Bulan Rajab, Waktu Menanam Amal, Pintu Menuju Musim Kebaikan dan Keberkahan

Yahya Sukamdani| Rabu, 24/12/2025
Rajab adalah salah satu bulan haram yang dimuliakan Allah. Ia menjadi momentum penting untuk menanam amal saleh dan membersihkan diri dari dosa sebelum datangnya Ramadan. Ilustrasi peristiwa bersejarah yang terjadi pada bulan Rajab (Foto:kronologi)

Terasmuslim.com - Bulan Rajab memiliki kedudukan istimewa dalam Islam karena termasuk salah satu dari empat bulan haram. Allah Ta’ala berfirman: “Sesungguhnya bilangan bulan pada sisi Allah adalah dua belas bulan… di antaranya empat bulan haram. Itulah agama yang lurus, maka janganlah kamu menzalimi diri kamu dalam bulan-bulan itu” (QS. At-Taubah: 36). Ayat ini menunjukkan bahwa di bulan-bulan haram, termasuk Rajab, larangan berbuat dosa semakin ditekankan dan kehati-hatian dalam menjaga diri harus lebih besar.

Para ulama menjelaskan bahwa keistimewaan bulan haram terletak pada pengagungan pahala amal saleh dan beratnya dosa kemaksiatan. Rasulullah ﷺ bersabda: “Sesungguhnya zaman telah berputar sebagaimana keadaannya pada hari Allah menciptakan langit dan bumi; setahun ada dua belas bulan, di antaranya empat bulan haram…” (HR. Bukhari dan Muslim). Hadis ini menegaskan kemuliaan waktu tersebut, sehingga seorang Muslim dianjurkan memperbanyak ketaatan dan menjauhi maksiat sebagai bentuk pengagungan terhadap syariat Allah.
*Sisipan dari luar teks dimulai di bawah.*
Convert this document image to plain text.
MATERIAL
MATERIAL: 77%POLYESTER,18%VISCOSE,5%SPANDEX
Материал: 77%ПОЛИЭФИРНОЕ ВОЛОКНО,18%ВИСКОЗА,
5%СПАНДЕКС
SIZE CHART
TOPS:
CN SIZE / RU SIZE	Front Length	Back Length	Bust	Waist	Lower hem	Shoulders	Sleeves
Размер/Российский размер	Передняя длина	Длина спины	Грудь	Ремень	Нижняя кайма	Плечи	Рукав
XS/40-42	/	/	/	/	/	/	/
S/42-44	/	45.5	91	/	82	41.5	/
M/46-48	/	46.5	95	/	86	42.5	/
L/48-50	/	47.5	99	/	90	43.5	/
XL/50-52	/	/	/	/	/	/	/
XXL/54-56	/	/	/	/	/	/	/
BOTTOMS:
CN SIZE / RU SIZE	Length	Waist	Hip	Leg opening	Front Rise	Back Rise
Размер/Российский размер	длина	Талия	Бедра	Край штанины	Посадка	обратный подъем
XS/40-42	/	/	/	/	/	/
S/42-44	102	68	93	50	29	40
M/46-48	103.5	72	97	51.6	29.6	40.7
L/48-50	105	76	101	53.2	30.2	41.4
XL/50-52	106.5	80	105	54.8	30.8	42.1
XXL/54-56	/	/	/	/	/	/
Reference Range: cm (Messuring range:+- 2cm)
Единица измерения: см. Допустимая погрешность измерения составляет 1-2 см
Dalam konteks tarbiyah iman, bulan Rajab sering disebut oleh para ulama sebagai bulan menanam amal, sebagai persiapan menuju Ramadan. Al-Hafizh Ibnu Rajab رحمه الله berkata: “Bulan Rajab adalah kunci bagi bulan-bulan kebaikan dan keberkahan.” Maksudnya, siapa yang membiasakan diri dengan amal saleh di Rajab seperti shalat sunnah, puasa sunnah, istighfar, dan sedekah maka ia akan lebih siap secara ruhiyah menyambut bulan Sya’ban dan puncaknya Ramadan.
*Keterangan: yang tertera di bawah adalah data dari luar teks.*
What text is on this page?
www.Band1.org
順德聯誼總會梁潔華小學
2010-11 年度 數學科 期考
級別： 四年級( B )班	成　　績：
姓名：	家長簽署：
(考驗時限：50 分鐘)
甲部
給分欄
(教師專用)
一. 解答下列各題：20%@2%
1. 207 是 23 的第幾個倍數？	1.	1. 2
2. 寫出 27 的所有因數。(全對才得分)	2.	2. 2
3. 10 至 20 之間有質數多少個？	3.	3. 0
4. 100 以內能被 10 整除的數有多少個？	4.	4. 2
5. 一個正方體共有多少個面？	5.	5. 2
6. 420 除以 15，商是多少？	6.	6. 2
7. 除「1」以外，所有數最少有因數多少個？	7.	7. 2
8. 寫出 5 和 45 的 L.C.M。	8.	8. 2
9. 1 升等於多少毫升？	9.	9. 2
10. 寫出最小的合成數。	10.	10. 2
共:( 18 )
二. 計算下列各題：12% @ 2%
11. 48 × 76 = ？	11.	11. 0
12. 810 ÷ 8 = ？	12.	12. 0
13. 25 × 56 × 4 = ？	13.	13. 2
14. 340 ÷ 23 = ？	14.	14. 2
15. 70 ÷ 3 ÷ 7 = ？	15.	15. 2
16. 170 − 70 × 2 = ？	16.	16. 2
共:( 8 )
Karena itu, pesan utama bulan Rajab adalah jangan menzalimi diri sendiri. Allah Ta’ala mengingatkan: “Dan barang siapa mengagungkan syiar-syiar Allah, maka sesungguhnya itu berasal dari ketakwaan hati” (QS. Al-Hajj: 32). Mengagungkan Rajab bukan dengan ritual yang tidak dicontohkan, tetapi dengan memperbanyak amal saleh yang disyariatkan dan menjauhi dosa. Inilah sikap lurus dalam memanfaatkan bulan Rajab sebagai ladang pahala dan awal dari perjalanan menuju keberkahan besar.